Digital isolation is achieved using an ISO7141CC and ISO1541D. The host microcontroller communicates with a TCA6408A (an 8-bit, I²C, I/O expander over an I²C bus). The ISO1541D is a bidirectional, I²C isolator that isolates the I²C lines for the TCA6408A. The TCA6408A controls the low R_ON opto-switch (TLP3123) that is used to switch between voltage-to-current input modes. The input channel configuration is done in microcontroller firmware.

A low-cost, constant, on-time, synchronous buck regulator in fly-buck configuration with an external transformer (LM5017) generates the isolated power supply. The LM5017 has a wide input supply range, making this device ideal for accepting a 24-V industrial supply. This transformer can accept up to 100 V, thereby making reliable transient protection of the input supply more easily achievable.
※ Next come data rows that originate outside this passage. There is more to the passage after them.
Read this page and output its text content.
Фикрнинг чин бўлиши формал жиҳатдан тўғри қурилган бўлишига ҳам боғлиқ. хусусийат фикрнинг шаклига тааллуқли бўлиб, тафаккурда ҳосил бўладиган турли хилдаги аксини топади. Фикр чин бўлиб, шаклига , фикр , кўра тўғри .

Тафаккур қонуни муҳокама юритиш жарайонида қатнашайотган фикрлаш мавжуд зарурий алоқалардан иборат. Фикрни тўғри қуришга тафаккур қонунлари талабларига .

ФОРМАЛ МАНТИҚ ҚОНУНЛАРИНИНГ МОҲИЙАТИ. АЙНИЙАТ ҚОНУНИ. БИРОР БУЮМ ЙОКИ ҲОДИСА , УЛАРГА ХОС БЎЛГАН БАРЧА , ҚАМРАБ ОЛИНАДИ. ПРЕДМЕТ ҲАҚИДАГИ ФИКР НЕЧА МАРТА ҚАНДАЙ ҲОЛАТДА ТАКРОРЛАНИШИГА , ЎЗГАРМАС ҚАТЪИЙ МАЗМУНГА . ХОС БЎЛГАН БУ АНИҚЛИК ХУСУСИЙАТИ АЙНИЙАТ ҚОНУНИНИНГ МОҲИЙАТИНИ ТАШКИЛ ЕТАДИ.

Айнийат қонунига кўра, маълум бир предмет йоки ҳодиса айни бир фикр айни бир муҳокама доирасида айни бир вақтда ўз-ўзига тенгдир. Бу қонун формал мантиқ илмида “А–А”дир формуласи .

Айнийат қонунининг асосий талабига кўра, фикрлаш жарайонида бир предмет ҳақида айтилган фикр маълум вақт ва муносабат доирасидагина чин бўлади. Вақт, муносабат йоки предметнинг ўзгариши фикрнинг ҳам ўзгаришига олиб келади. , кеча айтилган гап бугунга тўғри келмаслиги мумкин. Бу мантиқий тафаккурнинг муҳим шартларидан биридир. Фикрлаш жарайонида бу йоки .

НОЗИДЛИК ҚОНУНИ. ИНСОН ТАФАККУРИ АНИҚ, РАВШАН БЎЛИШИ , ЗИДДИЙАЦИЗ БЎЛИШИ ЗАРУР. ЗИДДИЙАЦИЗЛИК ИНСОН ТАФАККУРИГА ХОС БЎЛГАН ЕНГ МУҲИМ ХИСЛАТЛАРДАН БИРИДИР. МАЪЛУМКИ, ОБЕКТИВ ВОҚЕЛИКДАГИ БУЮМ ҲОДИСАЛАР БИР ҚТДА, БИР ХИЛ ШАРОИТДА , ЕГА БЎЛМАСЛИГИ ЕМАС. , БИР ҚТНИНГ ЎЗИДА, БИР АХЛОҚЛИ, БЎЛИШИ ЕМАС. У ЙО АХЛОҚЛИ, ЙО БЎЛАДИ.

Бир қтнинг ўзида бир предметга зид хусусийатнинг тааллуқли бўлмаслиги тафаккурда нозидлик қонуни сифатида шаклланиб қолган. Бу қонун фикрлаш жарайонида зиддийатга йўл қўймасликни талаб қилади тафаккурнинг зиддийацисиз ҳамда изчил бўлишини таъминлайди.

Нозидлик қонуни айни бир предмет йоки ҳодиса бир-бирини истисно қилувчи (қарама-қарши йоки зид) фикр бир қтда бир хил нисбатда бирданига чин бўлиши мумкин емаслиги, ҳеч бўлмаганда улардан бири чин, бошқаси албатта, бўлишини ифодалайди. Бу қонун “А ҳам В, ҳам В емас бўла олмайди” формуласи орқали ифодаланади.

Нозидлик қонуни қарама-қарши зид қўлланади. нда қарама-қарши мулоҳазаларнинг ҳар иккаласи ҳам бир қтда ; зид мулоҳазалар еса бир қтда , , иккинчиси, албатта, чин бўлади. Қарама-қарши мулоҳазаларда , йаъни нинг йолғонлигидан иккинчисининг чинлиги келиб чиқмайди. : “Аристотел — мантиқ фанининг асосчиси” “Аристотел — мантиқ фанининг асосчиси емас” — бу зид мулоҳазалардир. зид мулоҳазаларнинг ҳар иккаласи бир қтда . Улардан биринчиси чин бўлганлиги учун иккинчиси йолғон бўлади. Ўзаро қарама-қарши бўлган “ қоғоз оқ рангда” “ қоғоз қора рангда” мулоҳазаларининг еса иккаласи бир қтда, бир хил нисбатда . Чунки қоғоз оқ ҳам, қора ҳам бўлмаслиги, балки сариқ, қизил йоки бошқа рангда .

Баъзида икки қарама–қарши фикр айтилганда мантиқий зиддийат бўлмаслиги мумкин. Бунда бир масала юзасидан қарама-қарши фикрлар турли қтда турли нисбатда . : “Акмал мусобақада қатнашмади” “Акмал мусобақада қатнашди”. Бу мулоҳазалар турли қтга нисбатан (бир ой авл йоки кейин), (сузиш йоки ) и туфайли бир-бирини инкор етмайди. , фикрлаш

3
The fly-buck power supply isolates and steps the input voltage down to 6 V. The supply then provides that voltage to the TPS70950 (the low dropout regulator) to generate 5 V to power the ADS8698 and other circuitry. The LM5017 also features a number of other safety and reliability functions, such as undervoltage lockout (UVLO), thermal shutdown, and peak current limit protection.

Input analog signals are protected against high-voltage, fast-transient events often expected in an industrial environment. The protection circuitry makes use of the transient voltage suppressor (TVS) and ESD diodes. The RC low-pass mode filters are used on each analog input before the input reaches the ADS8698, thus eliminating any high-frequency noise pickups and minimizing aliasing.